2/19/2004

Running Python scripts inside Xcode

It's not terribly difficult to tell Xcode to launch a Python process and start your script, but it comes up now and again, so I thought I would spell out the steps required.

Choose File->New Project.
Choose Empty project.
Choose where to save it and what to name it, and click Finish.

Choose Project->New custom executable
Give the executable any name you want (I usually call it 'python') and *type in* the executable path to the python you want to run (/usr/bin/python or /usr/local/bin/python) and click Finish.
You can now use Debug->Run executable (Command-R) to get a Python prompt. Be warned that you can't send Control-D to this process, and clicking the stop task button rather harshly kills the process. This is the one drawback I have found to using this method.

Now, double-click on the 'python' executable you just created in the Executables list. You will be able to set the launch arguments, environment variables, working directory and more.

Press the plus button under Arguments, and type in the fully-qualified path of your main python script.
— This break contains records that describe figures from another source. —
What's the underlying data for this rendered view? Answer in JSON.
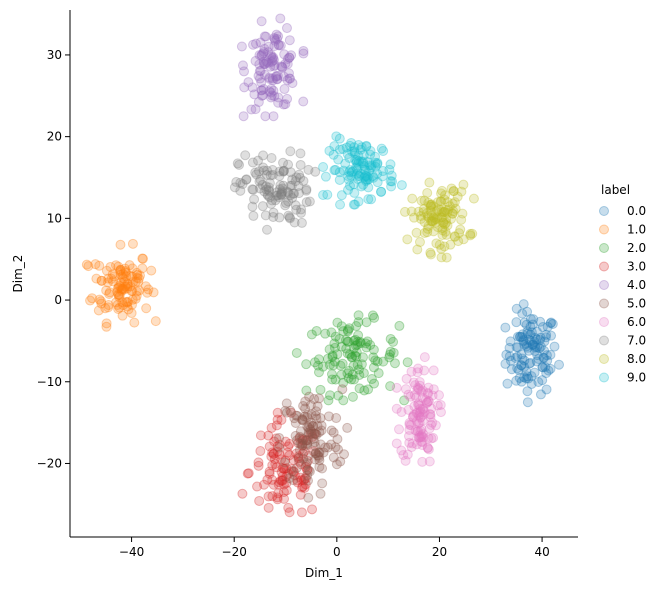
{
  "chart_data": {
    "type": "scatter",
    "xlabel": "Dim_1",
    "ylabel": "Dim_2",
    "xlim": [
      -52,
      47
    ],
    "ylim": [
      -29,
      35.5
    ],
    "xticks": [
      -40,
      -20,
      0,
      20,
      40
    ],
    "yticks": [
      -20,
      -10,
      0,
      10,
      20,
      30
    ],
    "legend_title": "label",
    "legend_position": "right",
    "marker_alpha": 0.25,
    "series": [
      {
        "name": "0.0",
        "color": "#1f77b4",
        "center": [
          38,
          -6.5
        ],
        "spread": [
          2.5,
          2.5
        ]
      },
      {
        "name": "1.0",
        "color": "#ff7f0e",
        "center": [
          -42,
          1.8
        ],
        "spread": [
          2.8,
          2.2
        ]
      },
      {
        "name": "2.0",
        "color": "#2ca02c",
        "center": [
          3,
          -7
        ],
        "spread": [
          4.5,
          2.2
        ]
      },
      {
        "name": "3.0",
        "color": "#d62728",
        "center": [
          -10,
          -21
        ],
        "spread": [
          3.5,
          3
        ]
      },
      {
        "name": "4.0",
        "color": "#9467bd",
        "center": [
          -12.5,
          28.5
        ],
        "spread": [
          2.5,
          2.5
        ]
      },
      {
        "name": "5.0",
        "color": "#8c564b",
        "center": [
          -5,
          -17
        ],
        "spread": [
          3,
          3
        ]
      },
      {
        "name": "6.0",
        "color": "#e377c2",
        "center": [
          16,
          -14
        ],
        "spread": [
          1.8,
          3
        ]
      },
      {
        "name": "7.0",
        "color": "#7f7f7f",
        "center": [
          -12,
          13.5
        ],
        "spread": [
          3.5,
          2.2
        ]
      },
      {
        "name": "8.0",
        "color": "#bcbd22",
        "center": [
          20,
          10
        ],
        "spread": [
          2.8,
          2
        ]
      },
      {
        "name": "9.0",
        "color": "#17becf",
        "center": [
          5,
          16
        ],
        "spread": [
          3.2,
          1.8
        ]
      }
    ]
  }
}
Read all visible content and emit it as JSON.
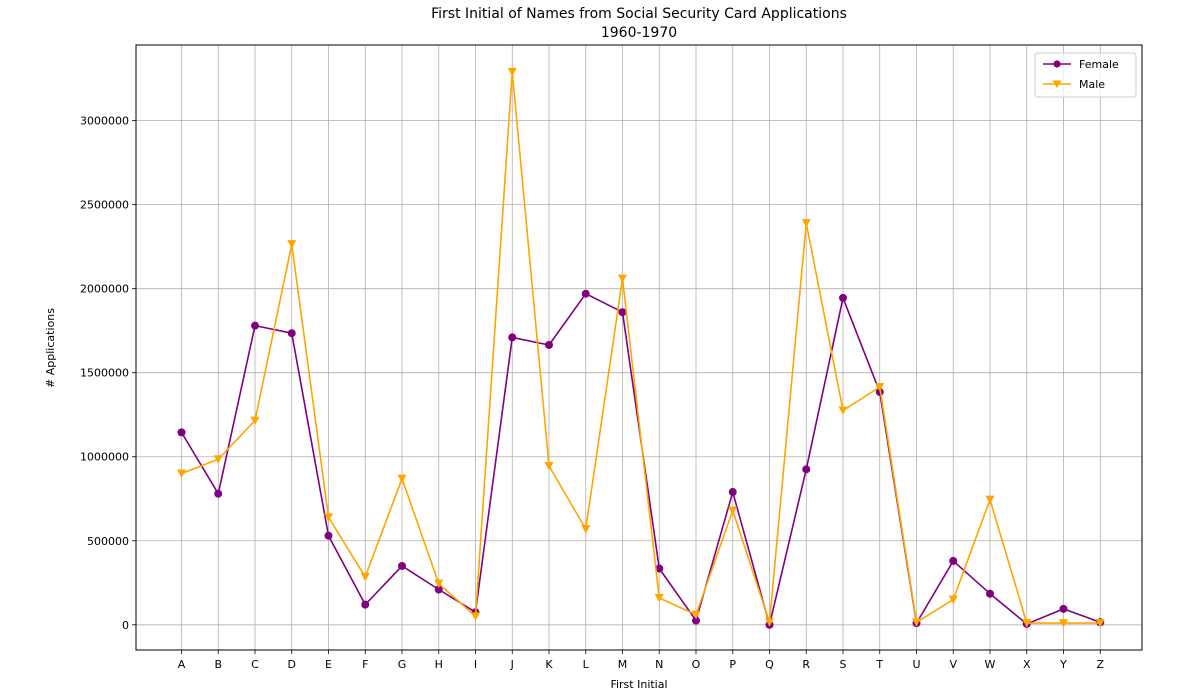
{
  "chart_data": {
    "type": "line",
    "title": "First Initial of Names from Social Security Card Applications",
    "subtitle": "1960-1970",
    "xlabel": "First Initial",
    "ylabel": "# Applications",
    "categories": [
      "A",
      "B",
      "C",
      "D",
      "E",
      "F",
      "G",
      "H",
      "I",
      "J",
      "K",
      "L",
      "M",
      "N",
      "O",
      "P",
      "Q",
      "R",
      "S",
      "T",
      "U",
      "V",
      "W",
      "X",
      "Y",
      "Z"
    ],
    "ylim": [
      -150000,
      3450000
    ],
    "yticks": [
      0,
      500000,
      1000000,
      1500000,
      2000000,
      2500000,
      3000000
    ],
    "ytick_labels": [
      "0",
      "500000",
      "1000000",
      "1500000",
      "2000000",
      "2500000",
      "3000000"
    ],
    "grid": true,
    "legend_position": "top-right",
    "series": [
      {
        "name": "Female",
        "color": "#800080",
        "marker": "circle",
        "values": [
          1145000,
          780000,
          1780000,
          1735000,
          530000,
          120000,
          350000,
          210000,
          75000,
          1710000,
          1665000,
          1970000,
          1860000,
          335000,
          25000,
          790000,
          0,
          925000,
          1945000,
          1385000,
          10000,
          380000,
          185000,
          5000,
          95000,
          15000
        ]
      },
      {
        "name": "Male",
        "color": "#FFA500",
        "marker": "triangle-down",
        "values": [
          900000,
          985000,
          1215000,
          2265000,
          640000,
          285000,
          870000,
          245000,
          50000,
          3290000,
          945000,
          570000,
          2060000,
          160000,
          60000,
          680000,
          15000,
          2390000,
          1275000,
          1415000,
          15000,
          150000,
          745000,
          10000,
          10000,
          10000
        ]
      }
    ]
  }
}
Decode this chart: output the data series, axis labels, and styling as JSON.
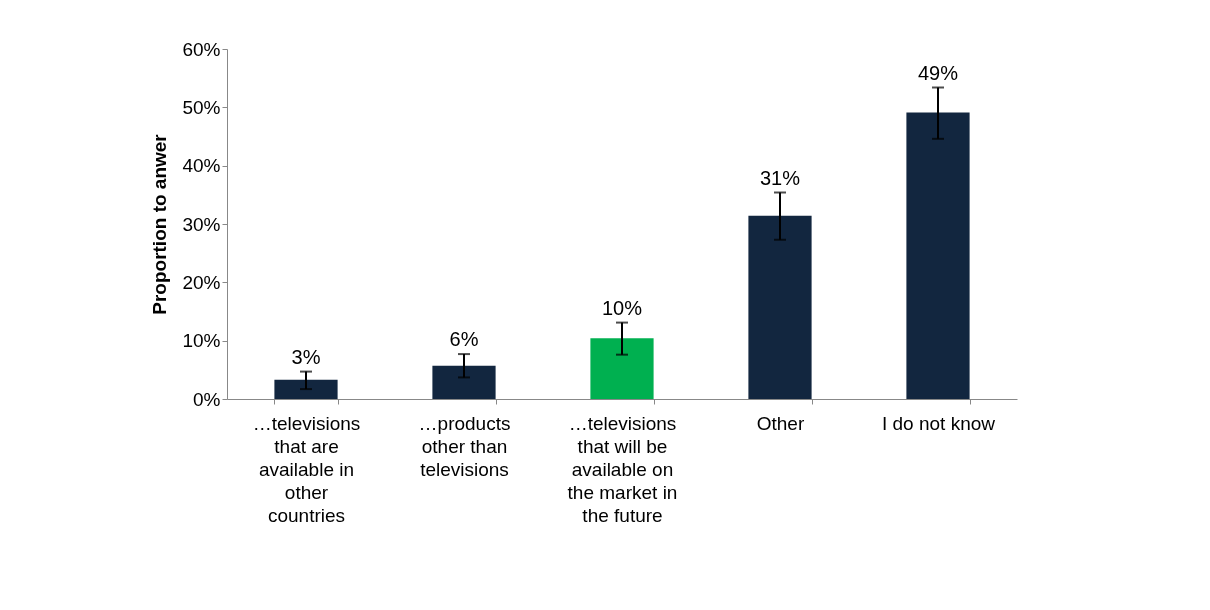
{
  "chart_data": {
    "type": "bar",
    "ylabel": "Proportion to anwer",
    "categories": [
      "…televisions that are available in other countries",
      "…products other than televisions",
      "…televisions that will be available on the market in the future",
      "Other",
      "I do not know"
    ],
    "values": [
      3.3,
      5.7,
      10.4,
      31.4,
      49.1
    ],
    "colors": [
      "#12263f",
      "#12263f",
      "#00b050",
      "#12263f",
      "#12263f"
    ],
    "errors": [
      [
        1.7,
        4.7
      ],
      [
        3.7,
        7.7
      ],
      [
        7.6,
        13.1
      ],
      [
        27.3,
        35.4
      ],
      [
        44.6,
        53.4
      ]
    ],
    "value_labels": [
      "3%",
      "6%",
      "10%",
      "31%",
      "49%"
    ],
    "ylim": [
      0,
      60
    ],
    "yticks": [
      {
        "value": 0,
        "label": "0%"
      },
      {
        "value": 10,
        "label": "10%"
      },
      {
        "value": 20,
        "label": "20%"
      },
      {
        "value": 30,
        "label": "30%"
      },
      {
        "value": 40,
        "label": "40%"
      },
      {
        "value": 50,
        "label": "50%"
      },
      {
        "value": 60,
        "label": "60%"
      }
    ],
    "grid": false
  }
}
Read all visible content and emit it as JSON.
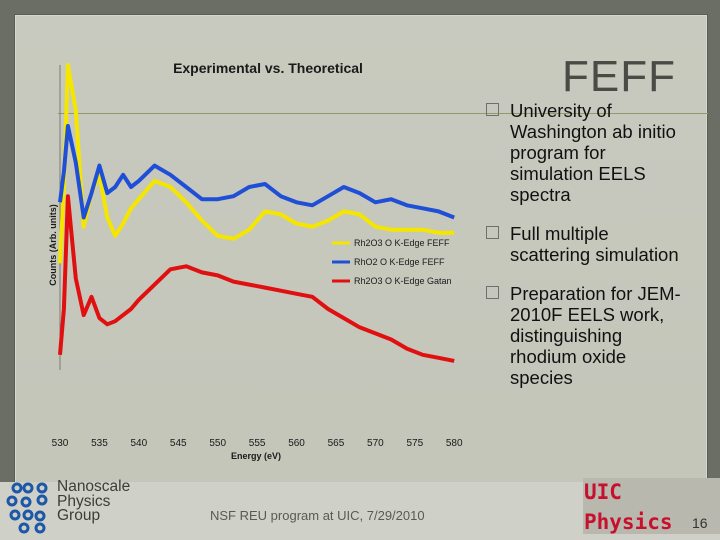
{
  "slide": {
    "title": "FEFF",
    "bullets": [
      "University of Washington ab initio program for simulation EELS spectra",
      "Full multiple scattering simulation",
      "Preparation for JEM-2010F EELS work, distinguishing rhodium oxide species"
    ],
    "footer": "NSF REU program at UIC, 7/29/2010",
    "logo_text": [
      "Nanoscale",
      "Physics",
      "Group"
    ],
    "uic_line1": "UIC",
    "uic_line2": "Physics",
    "page_number": "16",
    "bullet_icon": "box-bullet-icon",
    "colors": {
      "background": "#c6c8bc",
      "accent": "#c8102e"
    }
  },
  "chart_data": {
    "type": "line",
    "title": "Experimental vs. Theoretical",
    "xlabel": "Energy (eV)",
    "ylabel": "Counts (Arb. units)",
    "xlim": [
      530,
      582
    ],
    "ylim": [
      0,
      1
    ],
    "xticks": [
      "530",
      "535",
      "540",
      "545",
      "550",
      "555",
      "560",
      "565",
      "570",
      "575",
      "580"
    ],
    "legend_placement": "right",
    "series": [
      {
        "name": "Rh2O3 O K-Edge FEFF",
        "color": "#f5e600",
        "x": [
          530,
          530.5,
          531,
          532,
          533,
          534,
          535,
          536,
          537,
          538,
          539,
          540,
          542,
          544,
          546,
          548,
          550,
          552,
          554,
          556,
          558,
          560,
          562,
          564,
          566,
          568,
          570,
          572,
          574,
          576,
          578,
          580
        ],
        "y": [
          0.35,
          0.6,
          1.0,
          0.85,
          0.47,
          0.58,
          0.64,
          0.5,
          0.44,
          0.48,
          0.53,
          0.56,
          0.62,
          0.6,
          0.55,
          0.49,
          0.44,
          0.43,
          0.46,
          0.52,
          0.51,
          0.48,
          0.47,
          0.49,
          0.52,
          0.51,
          0.47,
          0.46,
          0.46,
          0.46,
          0.45,
          0.45
        ]
      },
      {
        "name": "RhO2 O K-Edge FEFF",
        "color": "#1f4fd6",
        "x": [
          530,
          530.5,
          531,
          532,
          533,
          534,
          535,
          536,
          537,
          538,
          539,
          540,
          542,
          544,
          546,
          548,
          550,
          552,
          554,
          556,
          558,
          560,
          562,
          564,
          566,
          568,
          570,
          572,
          574,
          576,
          578,
          580
        ],
        "y": [
          0.55,
          0.65,
          0.8,
          0.68,
          0.5,
          0.58,
          0.67,
          0.58,
          0.6,
          0.64,
          0.6,
          0.62,
          0.67,
          0.64,
          0.6,
          0.56,
          0.56,
          0.57,
          0.6,
          0.61,
          0.57,
          0.55,
          0.54,
          0.57,
          0.6,
          0.58,
          0.55,
          0.56,
          0.54,
          0.53,
          0.52,
          0.5
        ]
      },
      {
        "name": "Rh2O3 O K-Edge Gatan",
        "color": "#e01010",
        "x": [
          530,
          530.5,
          531,
          532,
          533,
          534,
          535,
          536,
          537,
          538,
          539,
          540,
          542,
          544,
          546,
          548,
          550,
          552,
          554,
          556,
          558,
          560,
          562,
          564,
          566,
          568,
          570,
          572,
          574,
          576,
          578,
          580
        ],
        "y": [
          0.05,
          0.2,
          0.57,
          0.3,
          0.18,
          0.24,
          0.17,
          0.15,
          0.16,
          0.18,
          0.2,
          0.23,
          0.28,
          0.33,
          0.34,
          0.32,
          0.31,
          0.29,
          0.28,
          0.27,
          0.26,
          0.25,
          0.24,
          0.2,
          0.17,
          0.14,
          0.12,
          0.1,
          0.07,
          0.05,
          0.04,
          0.03
        ]
      }
    ]
  }
}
It is good if your script can run to completion, so hopefully it is just a script that does something and exits, or if it is an application which enters a mainloop and runs forever, it has some way of externally shutting it down. You can kill it with the stop button, but it's not a clean kill at all.

2 comments:

Christian Guenther said...

As I see it this is something that has to be done for each and every python script, am I right? I have quite a lot of different python projects that I work on and I'd like to be able to just choose a new python-project in the project dialog, is there a way to achieve this?

Jack Frost said...

Please explain what to do after "Press the plus button under Arguments, and type in the fully-qualified path of your main python script." I have done this, but your article ends before explaining any following steps, so still no joy. Will google another article.